J’ai croisé Carole, ce matin aux Halles. Je venais d’y entrer, elle en sortait. Masquée et gantée, elle allongeait ses pas, je retenais les miens. Ce sont ses gestes, ses cheveux et ses yeux qui m’ont permis de la reconnaître. Il m’a semblé voir ses lèvres prononcer mon prénom sous son voile de tissu vert plaqué sur le bas de son visage, aussi.
La France Facebook, ce merveilleux pays virtuel dans lequel vivent d’admirables habitants ; dotés de toutes les vertus et de tous les savoirs, ils se présentent à nous, tous les matins, sous les traits d’incontestables, d’imperieux experts en épidémiologie, infectiologie, virologie, logistique… qu’auréolent de surcroît un remarquable sens du sacrifice, une splendide humanité. Ils sont la gloire de ce monde. Loués soient-ils !
Je ne vois qu’eux depuis que nous sommes confinés. Ils sortent matin et soir aux mêmes heures. On les dirait conduits par d’impérieux besoins. Reconnaissables entre tous, ils marchent à pas lents, pour les plus âgés, autour de mon pâté de maisons ; marquent une pause tous les dix mètres, regardent à droite et gauche, devant et derrière, comme s’ils craignaient d’être épiés ; repartent ensuite et font les mêmes pas, les mêmes gestes pour enfin communier avec leurs chiens qui, sur le trottoir, au pied d’un arbre ou sur le gazon fraîchement étalé, y pissent ou y chient abondamment. Ce qui remplit leurs maîtres d’une joie contenue ; mais qu’on devine aisément à des gestes disons attendrissants. Tous les jours ceux-là donc sortent et suivent ce rituel domestique ; et, en toute bonne conscience, garnissent l’espace public des puantes déjections de leurs plus ou moins gros et plus ou moins adorables toutous. L’un deux, à mes remarques, pourtant l’autre jour poliment exprimées, m’a vertement répondu : « Je suis en République, Monsieur !». C’est vrai, nos ancêtres ont fait la Révolution pour cette engeance là aussi. Hélas !

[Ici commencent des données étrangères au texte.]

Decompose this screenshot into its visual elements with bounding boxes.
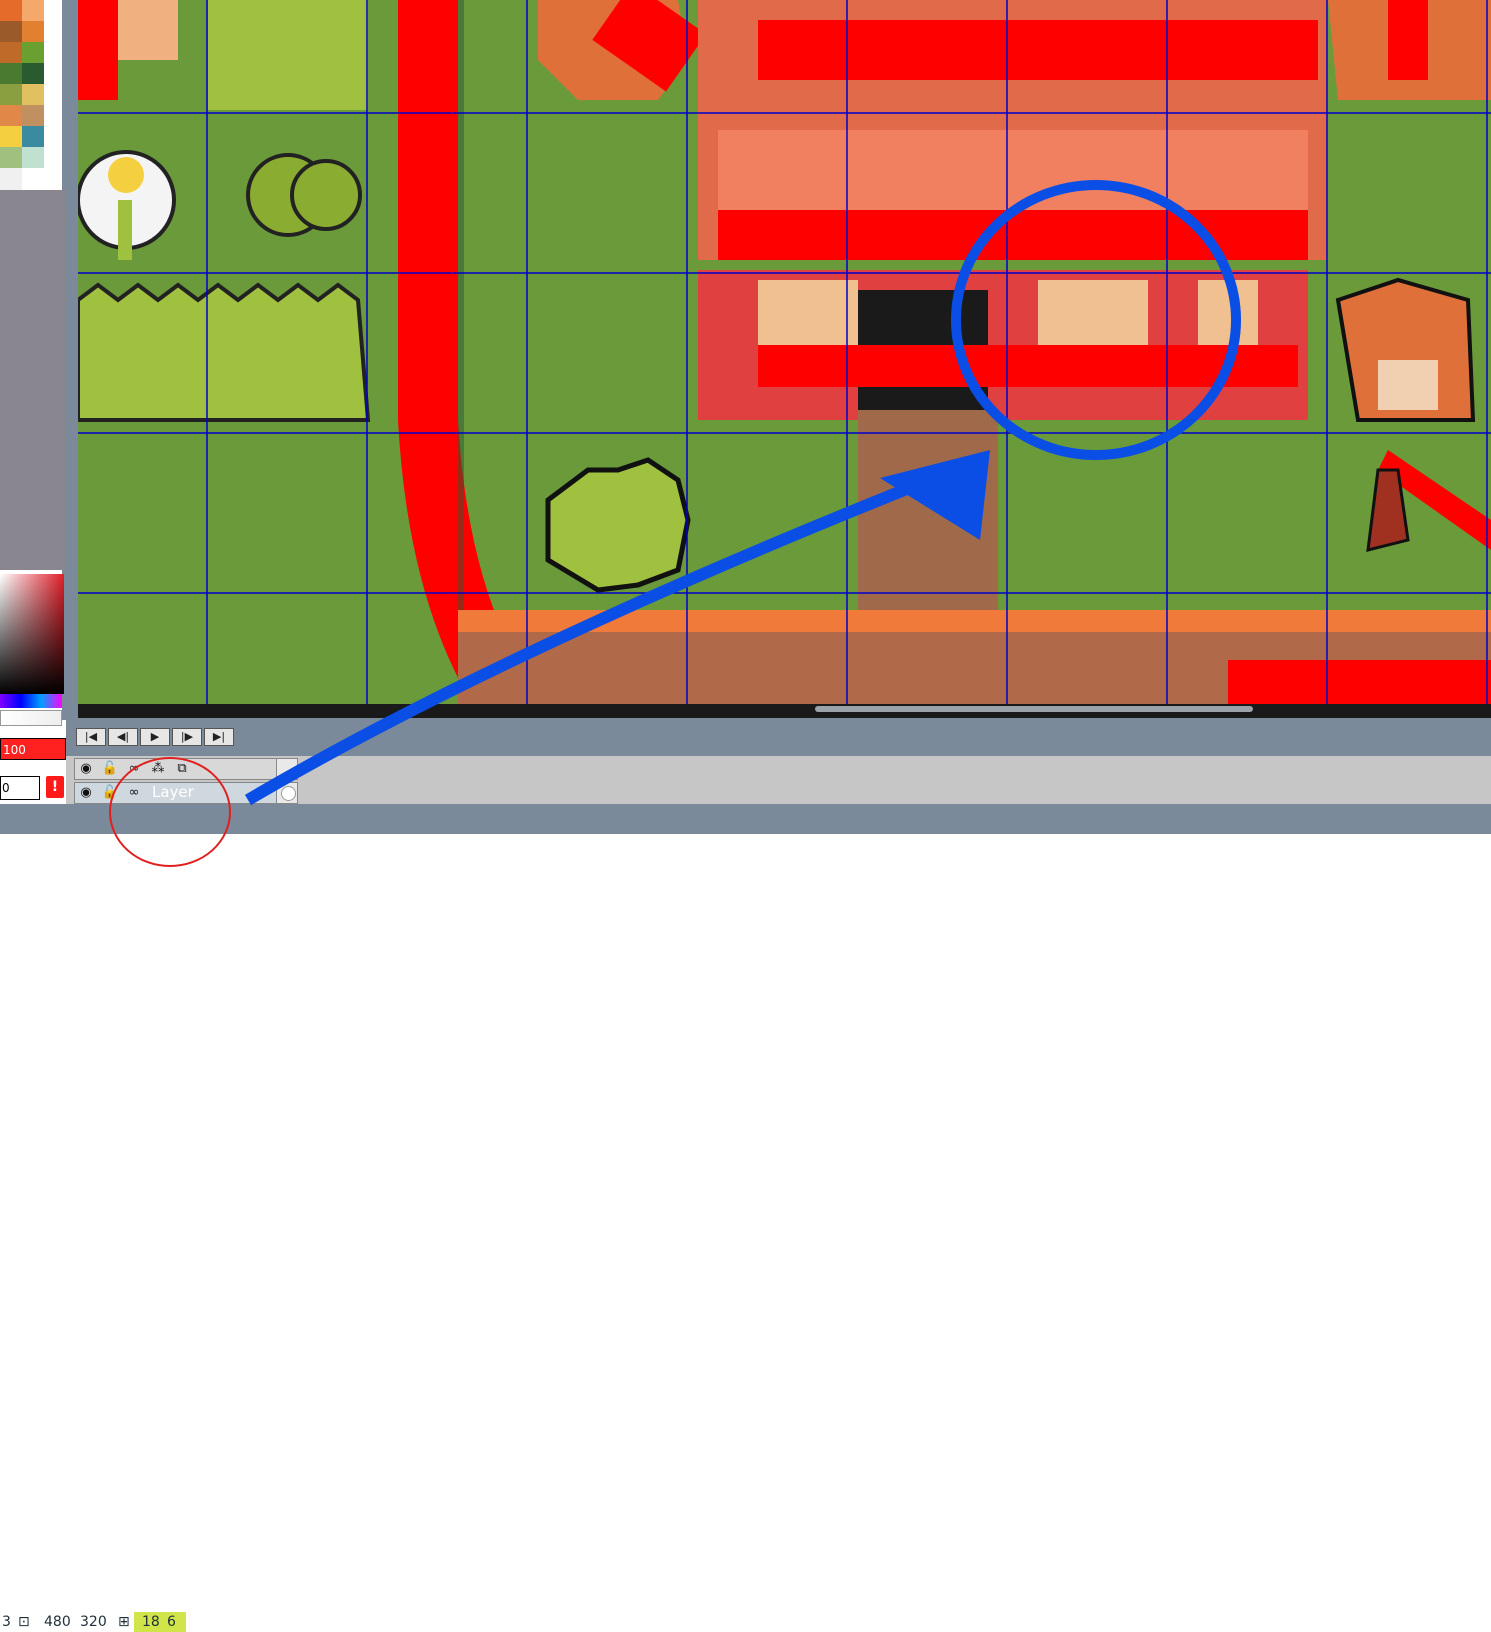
blue-circle-annotation bbox=[951, 180, 1241, 460]
canvas-width: 480 bbox=[44, 1614, 71, 1630]
tile-y: 6 bbox=[167, 1614, 176, 1630]
canvas-height: 320 bbox=[80, 1614, 107, 1630]
grid-icon: ⊞ bbox=[118, 1614, 130, 1630]
frame-number: 3 bbox=[2, 1614, 11, 1630]
red-circle-annotation bbox=[109, 757, 231, 867]
blue-arrow-annotation bbox=[244, 454, 983, 806]
canvas-size-icon: ⊡ bbox=[18, 1614, 30, 1630]
tile-x: 18 bbox=[142, 1614, 160, 1630]
annotation-overlay bbox=[109, 180, 1241, 867]
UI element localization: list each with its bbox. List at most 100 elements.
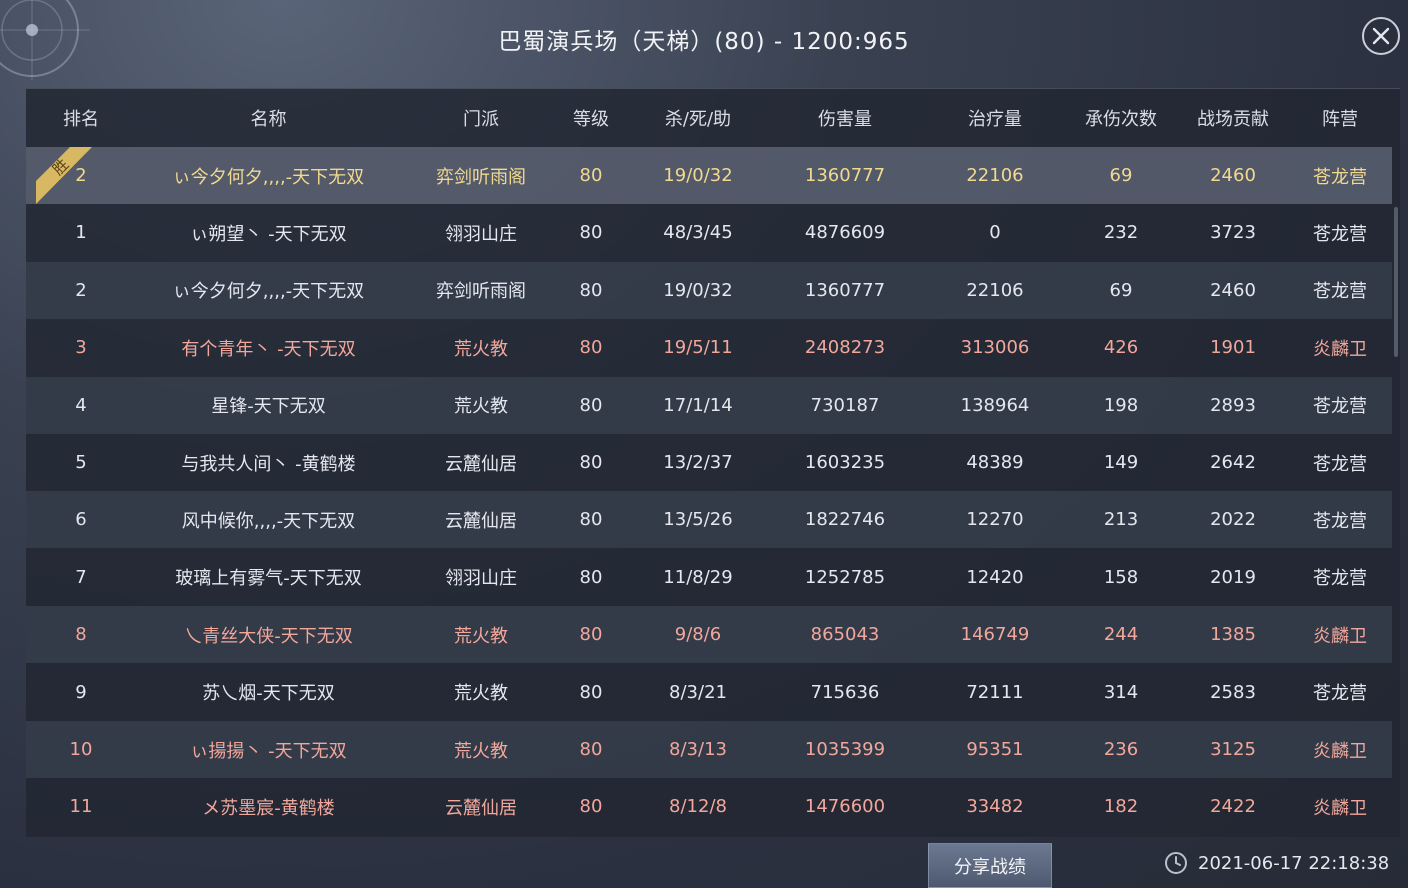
cell-damage: 1035399 (804, 739, 886, 760)
cell-damage: 1252785 (804, 566, 886, 588)
cell-damage: 715636 (810, 681, 880, 703)
cell-hits: 182 (1103, 796, 1139, 818)
col-header-hits[interactable]: 承伤次数 (1075, 105, 1167, 131)
scrollbar[interactable] (1394, 207, 1398, 357)
cell-name: ぃ今夕何夕,,,,-天下无双 (172, 166, 365, 188)
col-header-faction[interactable]: 阵营 (1299, 105, 1381, 131)
cell-kda: 19/5/11 (663, 337, 733, 359)
timestamp-text: 2021-06-17 22:18:38 (1198, 852, 1390, 874)
cell-rank: 11 (69, 796, 93, 818)
cell-heal: 22106 (966, 165, 1024, 186)
close-button[interactable] (1362, 17, 1400, 55)
cell-damage: 1360777 (804, 165, 886, 186)
cell-name: ぃ朔望丶 -天下无双 (190, 223, 347, 245)
cell-damage: 1603235 (804, 452, 886, 473)
cell-heal: 12420 (966, 566, 1024, 588)
cell-heal: 22106 (966, 279, 1024, 301)
cell-school: 翎羽山庄 (445, 568, 517, 590)
table-header: 排名 名称 门派 等级 杀/死/助 伤害量 治疗量 承伤次数 战场贡献 阵营 (26, 89, 1392, 147)
cell-name: 与我共人间丶 -黄鹤楼 (181, 453, 356, 475)
cell-level: 80 (579, 739, 603, 760)
cell-rank: 7 (75, 566, 87, 588)
cell-level: 80 (579, 624, 603, 646)
cell-faction: 苍龙营 (1313, 683, 1367, 705)
cell-damage: 865043 (810, 624, 880, 646)
cell-hits: 426 (1103, 337, 1139, 359)
cell-hits: 158 (1103, 566, 1139, 588)
scoreboard-panel: 排名 名称 门派 等级 杀/死/助 伤害量 治疗量 承伤次数 战场贡献 阵营 2… (26, 88, 1400, 837)
table-row[interactable]: 1 ぃ朔望丶 -天下无双 翎羽山庄 80 48/3/45 4876609 0 232 3723 苍… (26, 204, 1392, 261)
cell-heal: 12270 (966, 509, 1024, 531)
col-header-heal[interactable]: 治疗量 (915, 105, 1075, 131)
col-header-rank[interactable]: 排名 (26, 105, 136, 131)
col-header-damage[interactable]: 伤害量 (775, 105, 915, 131)
table-row[interactable]: 3 有个青年丶 -天下无双 荒火教 80 19/5/11 2408273 313006 426… (26, 319, 1392, 376)
cell-hits: 236 (1103, 739, 1139, 760)
share-results-button[interactable]: 分享战绩 (928, 843, 1052, 888)
cell-contrib: 2019 (1210, 566, 1256, 588)
cell-level: 80 (579, 165, 603, 186)
cell-school: 云麓仙居 (445, 510, 517, 532)
cell-school: 荒火教 (454, 396, 508, 418)
cell-name: 风中候你,,,,-天下无双 (181, 510, 356, 532)
cell-kda: 13/2/37 (663, 452, 733, 473)
cell-school: 荒火教 (454, 740, 508, 762)
cell-name: メ苏墨宸-黄鹤楼 (202, 797, 335, 819)
timestamp-display: 2021-06-17 22:18:38 (1164, 851, 1389, 875)
cell-faction: 苍龙营 (1313, 453, 1367, 475)
cell-kda: 13/5/26 (663, 509, 733, 531)
close-icon (1372, 27, 1390, 45)
cell-rank: 2 (75, 279, 87, 301)
cell-faction: 炎麟卫 (1313, 797, 1367, 819)
cell-heal: 138964 (960, 394, 1030, 416)
cell-damage: 1360777 (804, 279, 886, 301)
cell-hits: 232 (1103, 222, 1139, 244)
cell-contrib: 3125 (1210, 739, 1256, 760)
cell-contrib: 1385 (1210, 624, 1256, 646)
table-row[interactable]: 5 与我共人间丶 -黄鹤楼 云麓仙居 80 13/2/37 1603235 48389 149… (26, 434, 1392, 491)
cell-name: 玻璃上有雾气-天下无双 (175, 568, 362, 590)
col-header-name[interactable]: 名称 (136, 105, 401, 131)
cell-faction: 苍龙营 (1313, 510, 1367, 532)
cell-name: ぃ揚揚丶 -天下无双 (190, 740, 347, 762)
table-row[interactable]: 9 苏乀烟-天下无双 荒火教 80 8/3/21 715636 72111 314 2583 苍龙… (26, 664, 1392, 721)
cell-hits: 314 (1103, 681, 1139, 703)
table-row[interactable]: 4 星锋-天下无双 荒火教 80 17/1/14 730187 138964 198 2893 苍… (26, 376, 1392, 434)
cell-school: 云麓仙居 (445, 797, 517, 819)
cell-level: 80 (579, 279, 603, 301)
cell-level: 80 (579, 337, 603, 359)
cell-heal: 146749 (960, 624, 1030, 646)
cell-heal: 313006 (960, 337, 1030, 359)
cell-rank: 10 (69, 739, 93, 760)
cell-school: 翎羽山庄 (445, 223, 517, 245)
cell-faction: 炎麟卫 (1313, 740, 1367, 762)
cell-heal: 95351 (966, 739, 1024, 760)
table-row[interactable]: 6 风中候你,,,,-天下无双 云麓仙居 80 13/5/26 1822746 12270 2… (26, 491, 1392, 549)
cell-hits: 198 (1103, 394, 1139, 416)
table-row[interactable]: 2 ぃ今夕何夕,,,,-天下无双 弈剑听雨阁 80 19/0/32 1360777 2210… (26, 261, 1392, 319)
table-row[interactable]: 11 メ苏墨宸-黄鹤楼 云麓仙居 80 8/12/8 1476600 33482 182 242… (26, 778, 1392, 835)
cell-faction: 炎麟卫 (1313, 338, 1367, 360)
cell-contrib: 2642 (1210, 452, 1256, 473)
cell-faction: 炎麟卫 (1313, 625, 1367, 647)
cell-contrib: 2893 (1210, 394, 1256, 416)
cell-rank: 3 (75, 337, 87, 359)
col-header-level[interactable]: 等级 (561, 105, 621, 131)
cell-kda: 8/3/13 (669, 739, 727, 760)
cell-faction: 苍龙营 (1313, 166, 1367, 188)
cell-level: 80 (579, 796, 603, 818)
col-header-kda[interactable]: 杀/死/助 (621, 105, 775, 131)
page-title: 巴蜀演兵场（天梯）(80) - 1200:965 (498, 29, 910, 55)
cell-damage: 4876609 (804, 222, 886, 244)
cell-rank: 6 (75, 509, 87, 531)
table-row-self[interactable]: 2 ぃ今夕何夕,,,,-天下无双 弈剑听雨阁 80 19/0/32 1360777 2210… (26, 147, 1392, 204)
cell-name: 星锋-天下无双 (211, 396, 326, 418)
table-row[interactable]: 7 玻璃上有雾气-天下无双 翎羽山庄 80 11/8/29 1252785 12420 158… (26, 549, 1392, 606)
col-header-school[interactable]: 门派 (401, 105, 561, 131)
table-row[interactable]: 10 ぃ揚揚丶 -天下无双 荒火教 80 8/3/13 1035399 95351 236 31… (26, 721, 1392, 778)
cell-kda: 19/0/32 (663, 279, 733, 301)
col-header-contrib[interactable]: 战场贡献 (1167, 105, 1299, 131)
cell-hits: 69 (1109, 279, 1133, 301)
cell-rank: 4 (75, 394, 87, 416)
table-row[interactable]: 8 乀青丝大侠-天下无双 荒火教 80 9/8/6 865043 146749 244 1385… (26, 606, 1392, 664)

Un ami m’a demandé ce qu’en ce moment je lisais. C’est la question des questions sur les réseaux sociaux ! Je veux dire aujourd’hui et pour des semaines encore. Confinement oblige. Bien qu’on puisse se divertir autrement. Je n’ai pas de préjugés, s’agissant de passer le temps. À chacun sa manière. À cet ami, je lui ai donc répondu : « Rien de la production éditoriale récente ! » Je voudrais que l’on me croit. Et que l’on n’y voit aucune pédanterie. C’est ainsi.
« Comme notre esprit se fortifie par la communication des esprits vigoureux et réglés, il ne se peut dire combien il perd et s’abâtardit par le continuel commerce que nous avons avec les esprits bas et maladifs » Montaigne – toujours. Livre III, VIII page 184-185 de l’édition Villey.